DEPCATEGORIES Subcommand (TREE command)

For categorical dependent variables, the DEPCATEGORIES subcommand controls the categories of the dependent variable included in the model and/or specifies target categories.

  • By default, all valid categories are used in the analysis and user-missing values are excluded.
  • There is no default target category.
  • DEPCATEGORIES applies only to categorical dependent variables. If the dependent variable is scale, the subcommand is ignored and a warning is issued.

Example

TREE risk [n] BY income [o] age [s] creditscore [s] employment [n]
  /DEPCATEGORIES USEVALUES=[VALID 99] TARGET=[1].

USEVALUES keyword

USEVALUES controls the categories of the dependent variable included in the model.

  • The keyword is followed by an equals sign (=) and a list of values enclosed in square brackets, as in: USEVALUES=[1 2 3].
  • At least two values must be specified.
  • Any cases with dependent variable values not included in the list are excluded from the analysis.
  • Values can be string or numeric but must be consistent with the data type of the dependent variable. String and date values must be quoted. Date values must be consistent with the variable’s print format.
  • If the dependent variable is nominal, the list can include user-missing values. If the dependent variable is ordinal, any user-missing values in the list are excluded and a warning is issued.
  • The keywords VALID and MISSING can be used to specify all valid values and all user-missing values respectively. For example, USEVALUES=[VALID MISSING] will include all cases with valid or user-missing values for the dependent variable.
  • A warning is issued if a specified category does not exist in the data or in the training sample if split-sample validation is in effect. See the topic VALIDATION Subcommand (TREE command) for more information.

TARGET Keyword

The TARGET keyword specifies categories of the dependent variable that are of primary interest in the analysis. For example, if you are trying to predict mortality, "death" would be defined as the target category. If you are trying to identify individuals with high or medium credit risk, you would define both "high credit risk" and "medium credit risk" as target categories.

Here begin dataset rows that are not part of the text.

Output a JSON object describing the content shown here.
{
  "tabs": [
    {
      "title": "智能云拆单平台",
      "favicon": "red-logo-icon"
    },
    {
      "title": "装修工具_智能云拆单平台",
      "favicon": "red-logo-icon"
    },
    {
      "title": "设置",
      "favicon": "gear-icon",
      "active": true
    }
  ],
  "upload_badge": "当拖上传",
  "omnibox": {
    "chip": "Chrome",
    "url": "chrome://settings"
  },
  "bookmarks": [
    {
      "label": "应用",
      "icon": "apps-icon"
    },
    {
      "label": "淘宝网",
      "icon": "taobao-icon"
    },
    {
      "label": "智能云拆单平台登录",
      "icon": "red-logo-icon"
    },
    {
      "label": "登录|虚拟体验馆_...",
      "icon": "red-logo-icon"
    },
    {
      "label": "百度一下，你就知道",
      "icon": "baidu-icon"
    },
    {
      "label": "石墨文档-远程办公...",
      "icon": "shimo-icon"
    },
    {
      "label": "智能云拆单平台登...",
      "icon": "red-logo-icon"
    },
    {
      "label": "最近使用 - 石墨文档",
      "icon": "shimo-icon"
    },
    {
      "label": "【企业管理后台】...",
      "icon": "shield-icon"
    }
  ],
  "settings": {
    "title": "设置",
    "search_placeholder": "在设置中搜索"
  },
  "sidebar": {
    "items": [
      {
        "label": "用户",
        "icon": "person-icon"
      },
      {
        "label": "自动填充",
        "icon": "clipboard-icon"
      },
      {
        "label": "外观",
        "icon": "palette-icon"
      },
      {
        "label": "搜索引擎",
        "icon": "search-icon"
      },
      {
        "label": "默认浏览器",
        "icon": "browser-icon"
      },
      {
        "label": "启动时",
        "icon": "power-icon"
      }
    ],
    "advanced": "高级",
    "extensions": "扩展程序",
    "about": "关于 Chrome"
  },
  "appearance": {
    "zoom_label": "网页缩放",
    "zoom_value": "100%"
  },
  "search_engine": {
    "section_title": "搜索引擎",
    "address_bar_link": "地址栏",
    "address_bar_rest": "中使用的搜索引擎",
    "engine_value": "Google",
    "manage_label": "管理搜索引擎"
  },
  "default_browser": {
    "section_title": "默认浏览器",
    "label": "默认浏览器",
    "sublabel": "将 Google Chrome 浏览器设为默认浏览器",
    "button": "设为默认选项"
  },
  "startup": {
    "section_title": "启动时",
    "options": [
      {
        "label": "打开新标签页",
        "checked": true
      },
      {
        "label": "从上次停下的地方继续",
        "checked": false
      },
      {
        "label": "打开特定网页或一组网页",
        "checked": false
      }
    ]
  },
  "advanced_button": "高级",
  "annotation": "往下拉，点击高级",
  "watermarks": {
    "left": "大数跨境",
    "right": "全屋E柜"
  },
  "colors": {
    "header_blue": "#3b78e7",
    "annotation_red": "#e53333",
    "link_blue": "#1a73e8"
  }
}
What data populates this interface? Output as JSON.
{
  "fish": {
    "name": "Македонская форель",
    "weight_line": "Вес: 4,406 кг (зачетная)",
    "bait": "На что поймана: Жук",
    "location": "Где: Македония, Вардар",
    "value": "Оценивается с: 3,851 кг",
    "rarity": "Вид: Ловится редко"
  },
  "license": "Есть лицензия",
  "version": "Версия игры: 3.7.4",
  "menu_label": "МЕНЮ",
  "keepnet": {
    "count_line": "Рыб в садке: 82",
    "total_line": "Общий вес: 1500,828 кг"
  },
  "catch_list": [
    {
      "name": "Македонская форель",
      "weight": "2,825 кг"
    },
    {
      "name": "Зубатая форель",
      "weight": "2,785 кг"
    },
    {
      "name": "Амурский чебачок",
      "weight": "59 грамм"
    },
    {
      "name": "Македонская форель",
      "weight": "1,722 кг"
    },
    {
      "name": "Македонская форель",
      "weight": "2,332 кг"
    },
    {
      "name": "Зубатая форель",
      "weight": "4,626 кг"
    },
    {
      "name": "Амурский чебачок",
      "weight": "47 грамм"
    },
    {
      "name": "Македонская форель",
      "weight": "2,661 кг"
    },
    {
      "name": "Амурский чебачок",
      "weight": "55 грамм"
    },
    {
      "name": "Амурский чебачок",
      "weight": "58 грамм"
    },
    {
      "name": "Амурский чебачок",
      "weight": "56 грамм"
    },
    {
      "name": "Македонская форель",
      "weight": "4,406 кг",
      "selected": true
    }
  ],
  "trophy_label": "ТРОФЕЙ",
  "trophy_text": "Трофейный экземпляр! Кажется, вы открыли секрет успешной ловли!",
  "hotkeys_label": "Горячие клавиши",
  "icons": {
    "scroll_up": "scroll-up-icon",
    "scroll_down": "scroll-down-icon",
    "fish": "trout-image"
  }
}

  • The keyword is followed by an equals sign (=) and a list of values enclosed in square brackets, as in: TARGET=[1].
  • There is no default target category. If not specified, some classification rule options and gains-related output are not available.
  • Values can be string or numeric but must be consistent with the data type of the dependent variable. String and date values must be quoted. Date values must be consistent with the variable’s print format.
  • If USEVALUES is also specified, the target categories must also be included (either implicitly or explicitly) in the USEVALUES list.
  • If a target category is user-missing and the dependent variable is not nominal, the target category is ignored and a warning is issued.